Mergers and acquisitions are among the most complex transactions from a tax perspective, offering great opportunities as well as significant pitfalls for the unwary. Among the issues that must be addressed:

  • Whether the purchaser will be entitled to deduct the payments made to the seller and, if so, when
  • Whether the seller will be taxed at capital gain or ordinary income tax rates
  • How the purchase price will be allocated among various classes of tangible and intangible assets, and the tax implications of each allocation
  • Whether the "goodwill" value being purchased belongs to the corporate seller or to the individual shareholder(s)
  • Whether the transaction can or should be structured as a tax-free reorganization
  • Whether the seller can defer a portion of the taxable gain by reporting the sale using the installment method of tax accounting
  • How state and local sales taxes will apply
  • How the transaction will affect net operating losses of the seller, and whether these losses will be available to offset post-transaction income of the purchaser

In merger and acquisitions as in perhaps no other area, the slightest change to the form of a transaction—a change having little or no effect from a business perspective—can have an enormous impact on the tax results.

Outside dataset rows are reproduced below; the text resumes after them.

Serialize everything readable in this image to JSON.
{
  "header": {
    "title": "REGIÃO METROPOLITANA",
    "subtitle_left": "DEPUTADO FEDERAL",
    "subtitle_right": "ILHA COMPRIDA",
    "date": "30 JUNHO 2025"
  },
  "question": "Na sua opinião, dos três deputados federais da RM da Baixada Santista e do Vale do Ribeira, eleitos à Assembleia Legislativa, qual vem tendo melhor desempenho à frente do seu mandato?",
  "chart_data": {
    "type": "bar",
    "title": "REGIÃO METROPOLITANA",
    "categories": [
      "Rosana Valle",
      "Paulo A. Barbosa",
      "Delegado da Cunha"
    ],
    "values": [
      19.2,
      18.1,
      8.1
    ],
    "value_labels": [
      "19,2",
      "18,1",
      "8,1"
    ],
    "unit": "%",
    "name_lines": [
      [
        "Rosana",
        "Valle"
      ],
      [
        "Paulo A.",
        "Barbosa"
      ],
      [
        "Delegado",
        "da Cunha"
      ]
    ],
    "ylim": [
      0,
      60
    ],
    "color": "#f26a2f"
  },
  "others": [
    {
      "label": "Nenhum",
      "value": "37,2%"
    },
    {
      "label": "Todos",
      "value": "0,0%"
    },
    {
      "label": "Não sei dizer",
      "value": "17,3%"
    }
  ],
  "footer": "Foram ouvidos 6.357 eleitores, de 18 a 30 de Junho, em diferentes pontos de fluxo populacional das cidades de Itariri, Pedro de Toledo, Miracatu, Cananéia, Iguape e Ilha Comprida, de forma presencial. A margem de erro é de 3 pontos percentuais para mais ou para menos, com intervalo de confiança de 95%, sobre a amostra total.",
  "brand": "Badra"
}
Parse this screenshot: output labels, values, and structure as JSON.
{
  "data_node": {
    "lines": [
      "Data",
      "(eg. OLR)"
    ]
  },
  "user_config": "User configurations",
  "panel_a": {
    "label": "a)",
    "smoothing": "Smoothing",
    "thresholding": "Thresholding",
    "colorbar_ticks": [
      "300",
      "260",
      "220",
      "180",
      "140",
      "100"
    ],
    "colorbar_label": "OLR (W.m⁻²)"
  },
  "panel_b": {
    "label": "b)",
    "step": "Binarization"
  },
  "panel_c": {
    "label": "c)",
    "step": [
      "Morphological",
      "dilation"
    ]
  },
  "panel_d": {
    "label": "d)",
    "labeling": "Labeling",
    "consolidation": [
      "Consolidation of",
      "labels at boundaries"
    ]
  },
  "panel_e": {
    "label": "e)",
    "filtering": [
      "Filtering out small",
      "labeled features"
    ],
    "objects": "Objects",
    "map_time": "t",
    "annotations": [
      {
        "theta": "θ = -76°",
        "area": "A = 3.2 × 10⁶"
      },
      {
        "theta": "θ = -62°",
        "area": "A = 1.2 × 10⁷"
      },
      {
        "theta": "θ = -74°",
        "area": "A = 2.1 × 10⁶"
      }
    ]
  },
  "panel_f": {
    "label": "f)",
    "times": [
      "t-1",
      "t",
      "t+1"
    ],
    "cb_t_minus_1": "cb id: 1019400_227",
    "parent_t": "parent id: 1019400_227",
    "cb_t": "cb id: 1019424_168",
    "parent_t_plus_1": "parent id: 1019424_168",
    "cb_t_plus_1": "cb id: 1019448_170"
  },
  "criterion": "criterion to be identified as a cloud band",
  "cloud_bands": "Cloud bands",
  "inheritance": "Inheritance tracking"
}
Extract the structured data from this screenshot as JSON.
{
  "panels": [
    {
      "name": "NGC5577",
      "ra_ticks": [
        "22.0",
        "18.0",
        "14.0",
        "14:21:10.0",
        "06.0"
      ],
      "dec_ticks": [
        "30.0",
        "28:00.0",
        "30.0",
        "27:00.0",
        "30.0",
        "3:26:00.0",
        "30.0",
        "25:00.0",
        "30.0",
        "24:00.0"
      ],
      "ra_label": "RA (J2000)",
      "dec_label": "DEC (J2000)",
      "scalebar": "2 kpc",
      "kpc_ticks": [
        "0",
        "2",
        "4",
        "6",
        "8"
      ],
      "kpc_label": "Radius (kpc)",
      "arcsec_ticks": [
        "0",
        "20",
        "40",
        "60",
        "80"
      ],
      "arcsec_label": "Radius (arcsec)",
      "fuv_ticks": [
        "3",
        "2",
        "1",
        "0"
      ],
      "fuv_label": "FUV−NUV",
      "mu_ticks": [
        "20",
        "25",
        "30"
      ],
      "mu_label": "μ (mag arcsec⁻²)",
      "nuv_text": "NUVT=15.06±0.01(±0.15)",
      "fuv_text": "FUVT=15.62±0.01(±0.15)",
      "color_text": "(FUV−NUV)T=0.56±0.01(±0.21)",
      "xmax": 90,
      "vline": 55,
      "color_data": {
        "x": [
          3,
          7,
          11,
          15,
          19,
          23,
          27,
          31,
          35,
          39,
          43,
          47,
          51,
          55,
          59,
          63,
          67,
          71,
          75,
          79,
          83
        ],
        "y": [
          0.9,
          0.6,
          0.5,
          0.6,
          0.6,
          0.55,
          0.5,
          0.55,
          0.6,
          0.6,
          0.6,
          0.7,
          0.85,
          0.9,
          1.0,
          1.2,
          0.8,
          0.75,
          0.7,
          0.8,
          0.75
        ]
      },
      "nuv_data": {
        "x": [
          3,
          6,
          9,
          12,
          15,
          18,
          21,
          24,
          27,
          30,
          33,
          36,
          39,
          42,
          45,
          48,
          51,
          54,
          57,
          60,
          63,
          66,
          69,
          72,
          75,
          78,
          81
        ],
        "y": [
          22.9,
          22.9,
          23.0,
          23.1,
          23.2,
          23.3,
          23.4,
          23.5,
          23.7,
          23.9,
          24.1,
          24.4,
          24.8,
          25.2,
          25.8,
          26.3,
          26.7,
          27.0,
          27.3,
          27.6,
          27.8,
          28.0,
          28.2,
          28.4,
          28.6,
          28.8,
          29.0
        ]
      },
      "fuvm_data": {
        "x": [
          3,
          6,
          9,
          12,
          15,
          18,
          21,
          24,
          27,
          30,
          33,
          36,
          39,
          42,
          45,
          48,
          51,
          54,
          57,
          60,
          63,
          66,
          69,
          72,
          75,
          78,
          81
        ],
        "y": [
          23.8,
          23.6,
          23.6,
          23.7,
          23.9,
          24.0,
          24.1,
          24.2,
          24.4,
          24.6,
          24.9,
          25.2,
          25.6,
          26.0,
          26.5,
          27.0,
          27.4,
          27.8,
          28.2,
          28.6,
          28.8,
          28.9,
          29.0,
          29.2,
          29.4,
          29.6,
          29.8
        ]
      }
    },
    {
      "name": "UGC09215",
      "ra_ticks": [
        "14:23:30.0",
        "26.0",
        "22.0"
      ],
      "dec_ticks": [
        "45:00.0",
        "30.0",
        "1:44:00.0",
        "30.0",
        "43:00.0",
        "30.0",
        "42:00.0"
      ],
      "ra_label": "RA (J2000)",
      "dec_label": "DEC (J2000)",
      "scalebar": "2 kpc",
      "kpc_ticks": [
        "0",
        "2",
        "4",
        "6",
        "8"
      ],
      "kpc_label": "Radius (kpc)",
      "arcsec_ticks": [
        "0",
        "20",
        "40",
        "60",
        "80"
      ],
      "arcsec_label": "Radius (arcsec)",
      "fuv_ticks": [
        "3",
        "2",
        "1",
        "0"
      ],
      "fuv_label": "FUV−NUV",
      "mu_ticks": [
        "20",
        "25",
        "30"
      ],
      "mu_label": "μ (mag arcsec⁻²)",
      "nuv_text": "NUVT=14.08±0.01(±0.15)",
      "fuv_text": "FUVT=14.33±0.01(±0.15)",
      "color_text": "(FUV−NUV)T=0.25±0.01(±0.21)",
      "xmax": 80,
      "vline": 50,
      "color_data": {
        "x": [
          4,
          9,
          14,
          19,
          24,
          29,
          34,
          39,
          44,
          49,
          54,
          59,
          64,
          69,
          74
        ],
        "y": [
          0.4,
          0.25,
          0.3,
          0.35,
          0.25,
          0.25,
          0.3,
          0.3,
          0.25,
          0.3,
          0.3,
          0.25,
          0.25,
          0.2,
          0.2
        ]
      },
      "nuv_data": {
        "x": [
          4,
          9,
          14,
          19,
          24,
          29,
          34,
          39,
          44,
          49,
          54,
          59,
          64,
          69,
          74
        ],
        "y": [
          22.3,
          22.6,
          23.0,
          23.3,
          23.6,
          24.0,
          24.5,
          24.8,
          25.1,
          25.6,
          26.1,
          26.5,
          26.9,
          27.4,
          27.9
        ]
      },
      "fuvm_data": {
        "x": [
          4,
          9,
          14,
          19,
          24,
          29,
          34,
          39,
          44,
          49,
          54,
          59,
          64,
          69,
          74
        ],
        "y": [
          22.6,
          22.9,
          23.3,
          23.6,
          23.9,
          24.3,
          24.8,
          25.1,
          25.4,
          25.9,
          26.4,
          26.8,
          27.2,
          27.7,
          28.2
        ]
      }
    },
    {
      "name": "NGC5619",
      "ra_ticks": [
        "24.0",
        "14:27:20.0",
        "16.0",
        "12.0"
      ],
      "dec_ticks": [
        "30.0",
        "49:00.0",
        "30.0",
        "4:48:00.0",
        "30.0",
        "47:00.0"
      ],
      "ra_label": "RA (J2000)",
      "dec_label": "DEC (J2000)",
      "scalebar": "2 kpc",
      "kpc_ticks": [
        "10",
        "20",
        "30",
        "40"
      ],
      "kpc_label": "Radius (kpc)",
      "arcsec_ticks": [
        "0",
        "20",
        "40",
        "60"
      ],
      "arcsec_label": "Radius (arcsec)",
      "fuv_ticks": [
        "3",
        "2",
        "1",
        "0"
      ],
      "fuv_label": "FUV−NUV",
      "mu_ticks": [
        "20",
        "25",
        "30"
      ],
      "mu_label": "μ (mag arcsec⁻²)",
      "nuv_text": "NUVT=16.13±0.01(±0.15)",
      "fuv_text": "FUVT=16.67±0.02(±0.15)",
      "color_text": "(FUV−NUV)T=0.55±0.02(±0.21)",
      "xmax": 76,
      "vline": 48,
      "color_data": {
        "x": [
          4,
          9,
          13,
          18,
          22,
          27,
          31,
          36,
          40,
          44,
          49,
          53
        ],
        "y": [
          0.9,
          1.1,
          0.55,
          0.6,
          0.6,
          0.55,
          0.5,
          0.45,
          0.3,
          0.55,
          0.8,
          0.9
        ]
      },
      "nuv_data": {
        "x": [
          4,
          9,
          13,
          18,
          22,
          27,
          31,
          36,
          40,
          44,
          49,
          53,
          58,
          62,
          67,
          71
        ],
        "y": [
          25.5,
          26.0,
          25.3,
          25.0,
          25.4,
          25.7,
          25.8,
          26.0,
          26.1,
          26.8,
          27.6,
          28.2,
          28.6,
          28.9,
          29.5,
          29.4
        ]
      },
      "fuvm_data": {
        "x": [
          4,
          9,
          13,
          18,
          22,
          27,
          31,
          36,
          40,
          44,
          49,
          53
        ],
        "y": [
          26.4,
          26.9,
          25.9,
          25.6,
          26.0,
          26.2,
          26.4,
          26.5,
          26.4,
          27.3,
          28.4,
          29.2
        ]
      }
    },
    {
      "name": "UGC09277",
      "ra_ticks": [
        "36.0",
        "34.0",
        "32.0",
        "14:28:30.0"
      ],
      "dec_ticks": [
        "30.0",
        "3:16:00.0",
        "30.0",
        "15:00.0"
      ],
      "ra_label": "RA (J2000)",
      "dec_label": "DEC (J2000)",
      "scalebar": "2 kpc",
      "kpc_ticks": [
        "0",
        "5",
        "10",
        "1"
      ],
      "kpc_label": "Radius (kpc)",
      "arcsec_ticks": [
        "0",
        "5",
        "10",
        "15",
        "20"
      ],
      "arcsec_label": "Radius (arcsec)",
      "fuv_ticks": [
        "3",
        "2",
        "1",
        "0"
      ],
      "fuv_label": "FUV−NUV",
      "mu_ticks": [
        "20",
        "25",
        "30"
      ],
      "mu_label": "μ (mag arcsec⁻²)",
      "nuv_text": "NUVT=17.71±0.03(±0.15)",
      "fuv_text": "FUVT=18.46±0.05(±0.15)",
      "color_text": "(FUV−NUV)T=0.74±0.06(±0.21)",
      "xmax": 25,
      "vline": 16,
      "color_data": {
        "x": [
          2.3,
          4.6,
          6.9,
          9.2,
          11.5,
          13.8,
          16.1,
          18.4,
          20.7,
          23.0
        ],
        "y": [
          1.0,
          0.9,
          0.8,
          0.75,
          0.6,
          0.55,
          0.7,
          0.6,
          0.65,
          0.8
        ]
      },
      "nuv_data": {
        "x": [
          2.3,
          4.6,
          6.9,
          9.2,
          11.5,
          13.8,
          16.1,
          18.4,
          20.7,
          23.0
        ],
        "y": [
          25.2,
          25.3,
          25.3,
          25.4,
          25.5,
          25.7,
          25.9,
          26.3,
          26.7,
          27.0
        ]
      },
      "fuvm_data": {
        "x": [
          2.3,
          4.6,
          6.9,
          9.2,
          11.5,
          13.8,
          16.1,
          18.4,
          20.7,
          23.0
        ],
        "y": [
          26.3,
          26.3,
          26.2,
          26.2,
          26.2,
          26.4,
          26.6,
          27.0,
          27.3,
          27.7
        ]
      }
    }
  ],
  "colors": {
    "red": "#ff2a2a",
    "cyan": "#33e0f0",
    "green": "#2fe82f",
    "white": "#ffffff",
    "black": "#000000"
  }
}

Effective tax planning is therefore essential.

Private Letter Rulings

To be 100 percent certain of the tax consequences of an important transaction, it is sometimes prudent to obtain a private letter ruling from the IRS in advance. Flaster Greenberg attorneys are experienced in advising clients on the situations that may warrant such advance rulings and in applying for and obtaining such rulings from the IRS. 

Structuring Settlements

The proper structuring and allocation of proceeds to be paid and received as the result of the settlement of a lawsuit or other dispute can make a significant difference to the tax consequences of the payment. We have substantial experience with structuring settlements to achieve the best tax results for our clients, and work closely with the litigation attorneys in this regard. 

Tax Controversy

Our attorneys have substantial experience in handling federal and state tax disputes of all kinds. This ranges from involvement at the audit level, to administrative appeals with the IRS Appeals office and similar state tax authorities, to actual court litigation. We work closely in these matters with our clients' accountants and other advisors. Examples of recent disputes include:

  • Deductibility of certain expenses
  • Defending corporate officers against personal liability for unpaid payroll and sales taxes
  • Defending out-of-state businesses against imposition of state income taxes on grounds of insufficient nexus
  • Determination of a partner's gain on sale of a partnership interest
  • Disputes involving independent contractor versus employee status
  • Innocent spouse relief

Effective tax planning can frequently avoid disputes. When disputes arise, however, we are prepared to defend vigorously the interests of our clients.

Tax Planning

Too often, "tax advice" amounts to no more than explaining how to report a transaction that has already occurred. Our attorneys understand that such advice is likely to be no more effective than designing a house after the foundation has already been poured. We know that most business transactions can be structured in more than one way, and that two structures reaching the same business result can have dramatically different tax results. Consequently, we work with clients at the earliest stages of a transaction, seeking to understand the business goals of the client and thereby ensure that tax consequences are carefully weighed and considered. This early intervention, proactive approach to tax matters gives our clients the opportunity for substantial tax savings.